Tetchy. Stressed. A little bit desperate. Rishi Sunak was all of these things in this morning’s hastily-convened press conference in Downing Street. But at least there was a spark, a sense of purpose — and, importantly, a flash of determination and authenticity. At the moment, that’s just about all he has to cling on to.
Sunak finds himself in the worst polling position a year out from a general election since John Major in 1991. This should be no surprise. Living standards have never before been so squeezed for so long, taxes so high for so little, the sense of elemental Government failure so profound. The Government’s total inability to control immigration — legal and illegal — only compounds the problem.
For a moment before I saw the lectern in Number 10 today plastered with a sign reading “Stop the Boats”, I wondered whether Sunak might use the press conference to throw in the towel, calling a snap election on his Rwanda plan and choosing self-immolation over the slow painful death seemingly coming his way. But no: he was pressing on, he confirmed, apparently convinced he can still turn this around.
When Boris Johnson became prime minister in July 2019, he used the power of the office to set the terms of the next election. Faced with a parliamentary roadblock to Brexit, he chose a strategy of maximum carnage, repeatedly driving headfirst into the constitution until he either smashed through it or received the credit for trying. The more Johnson was blocked, the more pressing the crisis became — and with it the attraction of getting Brexit done. Had he come into power and immediately called an election on the same platform, the message might not have been quite so powerful.

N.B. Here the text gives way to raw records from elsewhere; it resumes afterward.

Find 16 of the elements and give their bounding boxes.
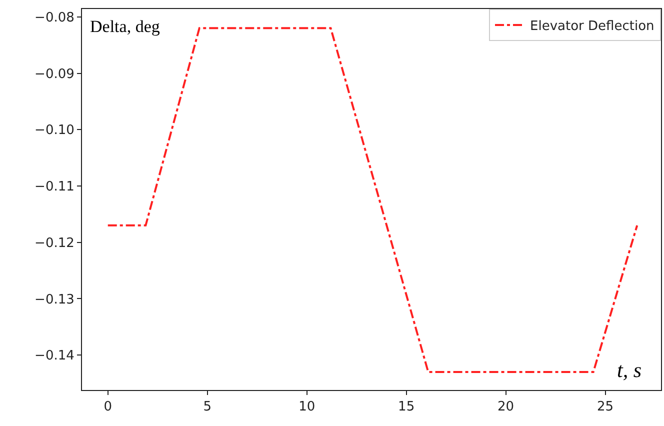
y-axis-title: Delta, deg bbox=[90, 17, 160, 36]
y-tick-label: −0.13 bbox=[34, 292, 74, 308]
x-tick-label: 10 bbox=[298, 400, 316, 415]
y-tick-label: −0.14 bbox=[34, 348, 74, 364]
y-tick-label: −0.12 bbox=[34, 236, 74, 251]
y-tick-label: −0.11 bbox=[34, 180, 74, 195]
y-tick-label: −0.10 bbox=[34, 123, 74, 138]
x-axis-title: t, s bbox=[617, 358, 642, 382]
x-tick-label: 0 bbox=[104, 400, 112, 415]
x-tick-label: 20 bbox=[498, 400, 514, 415]
legend-label: Elevator Deflection bbox=[530, 19, 654, 34]
x-tick-label: 15 bbox=[398, 400, 415, 415]
x-tick-label: 25 bbox=[597, 400, 614, 415]
y-tick-label: −0.08 bbox=[34, 10, 74, 26]
y-tick-label: −0.09 bbox=[34, 66, 74, 82]
x-tick-label: 5 bbox=[203, 400, 212, 415]
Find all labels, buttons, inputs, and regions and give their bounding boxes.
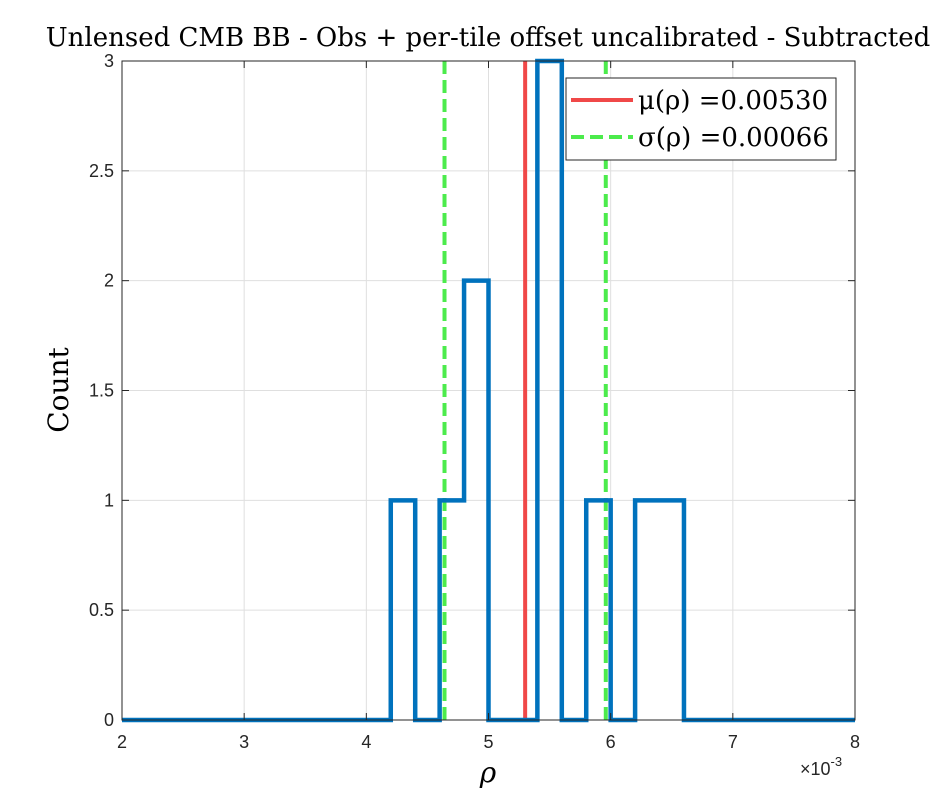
y-tick-label: 2 xyxy=(104,271,114,291)
y-tick-label: 2.5 xyxy=(89,161,114,181)
x-tick-label: 4 xyxy=(361,732,371,752)
y-tick-label: 0.5 xyxy=(89,600,114,620)
x-tick-label: 8 xyxy=(850,732,860,752)
y-axis-label: Count xyxy=(42,346,75,432)
x-tick-label: 5 xyxy=(483,732,493,752)
x-axis-multiplier: ×10-3 xyxy=(800,754,842,779)
reference-lines xyxy=(442,61,608,720)
x-tick-label: 2 xyxy=(117,732,127,752)
chart-title: Unlensed CMB BB - Obs + per-tile offset … xyxy=(46,23,930,53)
x-tick-label: 6 xyxy=(606,732,616,752)
y-tick-label: 1.5 xyxy=(89,381,114,401)
y-tick-label: 0 xyxy=(104,710,114,730)
legend-sigma-label: σ(ρ) =0.00066 xyxy=(638,123,829,153)
legend-mean-label: μ(ρ) =0.00530 xyxy=(638,86,828,116)
x-tick-label: 3 xyxy=(239,732,249,752)
legend-box xyxy=(565,77,837,161)
tick-marks xyxy=(121,60,856,721)
y-tick-label: 3 xyxy=(104,51,114,71)
x-tick-labels: 2 3 4 5 6 7 8 xyxy=(117,732,860,752)
x-tick-label: 7 xyxy=(728,732,738,752)
x-axis-multiplier-base: ×10 xyxy=(800,759,831,779)
x-axis-multiplier-exponent: -3 xyxy=(831,754,843,769)
y-tick-labels: 0 0.5 1 1.5 2 2.5 3 xyxy=(89,51,114,730)
x-axis-label: ρ xyxy=(479,756,497,789)
y-tick-label: 1 xyxy=(104,490,114,510)
legend: μ(ρ) =0.00530 σ(ρ) =0.00066 xyxy=(565,77,837,161)
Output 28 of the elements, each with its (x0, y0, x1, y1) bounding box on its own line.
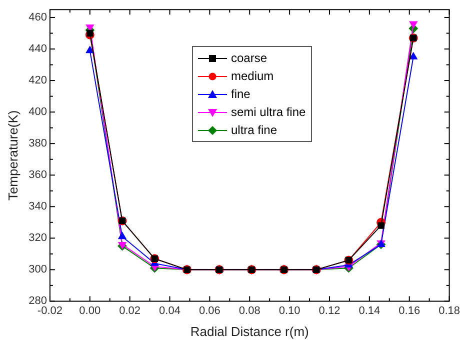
y-tick-label: 320 (28, 232, 47, 244)
x-tick-label: 0.06 (198, 304, 220, 317)
legend-label: medium (231, 68, 274, 85)
legend-label: coarse (231, 50, 268, 67)
x-tick-label: 0.08 (238, 304, 260, 317)
y-tick-label: 420 (28, 74, 47, 87)
x-tick-label: 0.00 (79, 304, 101, 317)
x-tick-label: 0.16 (398, 304, 420, 317)
y-tick-label: 440 (28, 43, 47, 56)
x-tick-label: 0.02 (119, 304, 141, 317)
legend-label: fine (231, 86, 250, 103)
y-tick-label: 300 (28, 264, 47, 276)
x-axis-title: Radial Distance r(m) (190, 324, 309, 339)
y-tick-label: 400 (28, 106, 47, 118)
y-tick-label: 360 (28, 169, 47, 182)
x-tick-label: 0.04 (159, 304, 180, 317)
y-tick-label: 280 (28, 295, 47, 308)
y-tick-label: 460 (28, 12, 47, 24)
y-tick-label: 340 (28, 200, 47, 213)
y-tick-label: 380 (28, 138, 47, 150)
y-axis-title: Temperature(K) (5, 110, 20, 201)
x-tick-label: 0.10 (278, 304, 300, 317)
legend-label: semi ultra fine (231, 104, 306, 121)
x-tick-label: 0.14 (358, 304, 380, 317)
x-tick-label: 0.12 (318, 304, 340, 317)
x-tick-label: -0.02 (37, 304, 62, 317)
x-tick-label: 0.18 (438, 304, 460, 317)
legend-label: ultra fine (231, 122, 278, 139)
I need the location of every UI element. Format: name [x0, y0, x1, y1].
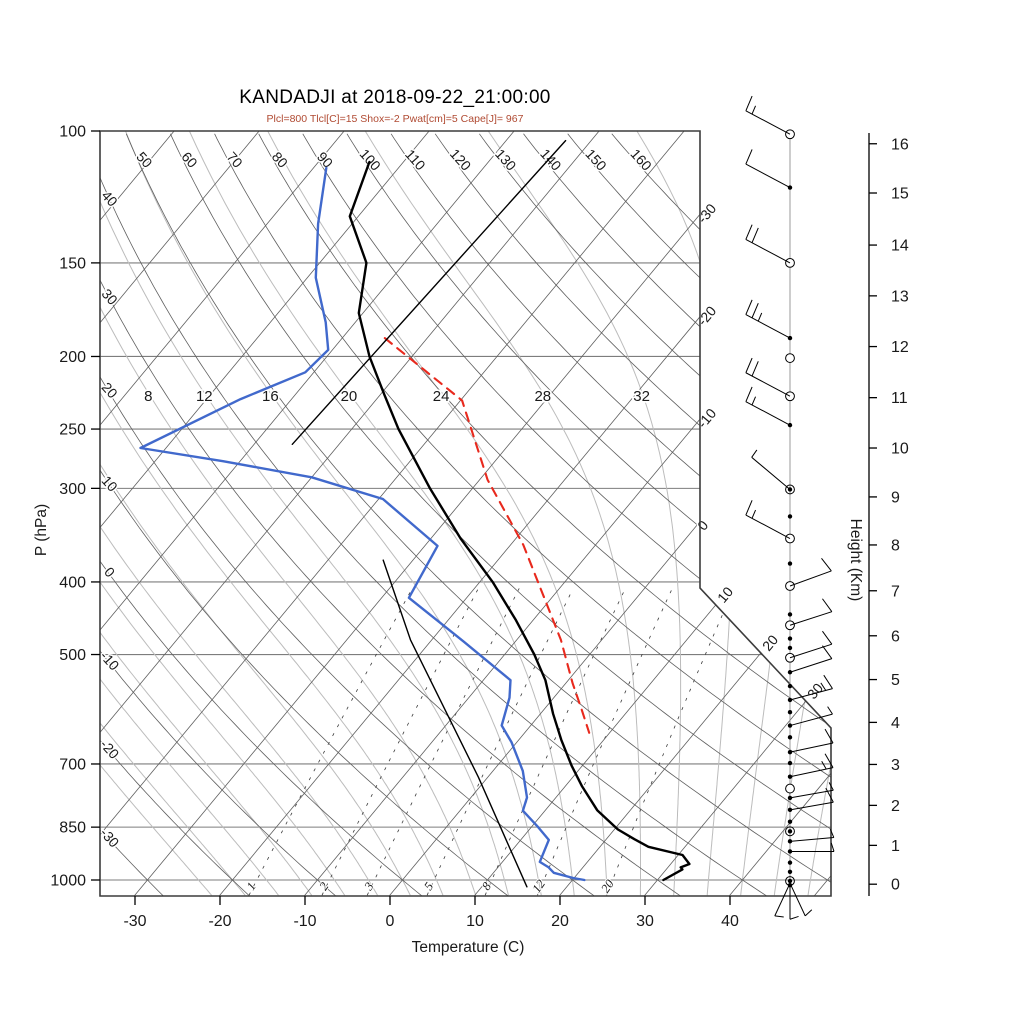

One danger for Labour is that Sunak now follows a similar playbook, relentlessly pushing the bounds of legality and constitutional probity to stop the boats. Under the plan, the Prime Minister can use all the roadblocks thrown in his way to his advantage until eventually declaring the need to leave the European Convention on Human Rights. By this point, the small boats issue may have become the dominant political crisis for voters, the blockage stopping all else. Having done everything possible to stop the boats without leaving the ECHR, calling for a mandate to do so might look less radical and more reasonable — a solution to a problem and not a problem requiring solutions of its own, which of course it will be.
The public might blame the crisis on the Government and decide Labour cannot do any worse. They might continue to care more about their falling living standards than illegal migration. Or they might simply conclude that leaving the ECHR after leaving the EU is a bridge too far. Keir Starmer has ruled out such a departure and opposes the very principle of sending asylum seekers to Rwanda. On every other issue Labour has closed down potential lines of attack: from taxes to fiscal responsibility, defence and even Brexit itself. But on the issue of illegal immigration, there is — ironically — clear blue water. This is surely where the Tories will try to at least claw back some support lost to Labour (and Reform UK).
There are three fundamental problems with this strategy. One is public exhaustion. There are only so many times a government can use a crisis to its own advantage before the public decides that the government is responsible for causing it in the first place. The second is that the party seems too divided on the issue to fight a successful election campaign around it. Johnson had to purge a whole wing of the Tory party to be able to fight a Get Brexit done campaign. The third problem is Sunak himself: is he really capable of fighting such a campaign?
Today’s press conference showed the kind of fluent determination that he will need to do so. To stand any chance of success he will, in effect, have to campaign through government, just as Johnson did for the first six months of his premiership. He will need to drop the autocue and lean into the kind of Sunakisms with which he peppered his speech: “My patience has worn thin”; “It is patently unfair”; “It’s ridiculous what’s going on”. He has to prove he is prepared to try everything, that he is different, that he really believes what he’s saying. It’s a high-risk strategy, but — politically speaking — at least it’s something. Right now, he’s not go much else going for him.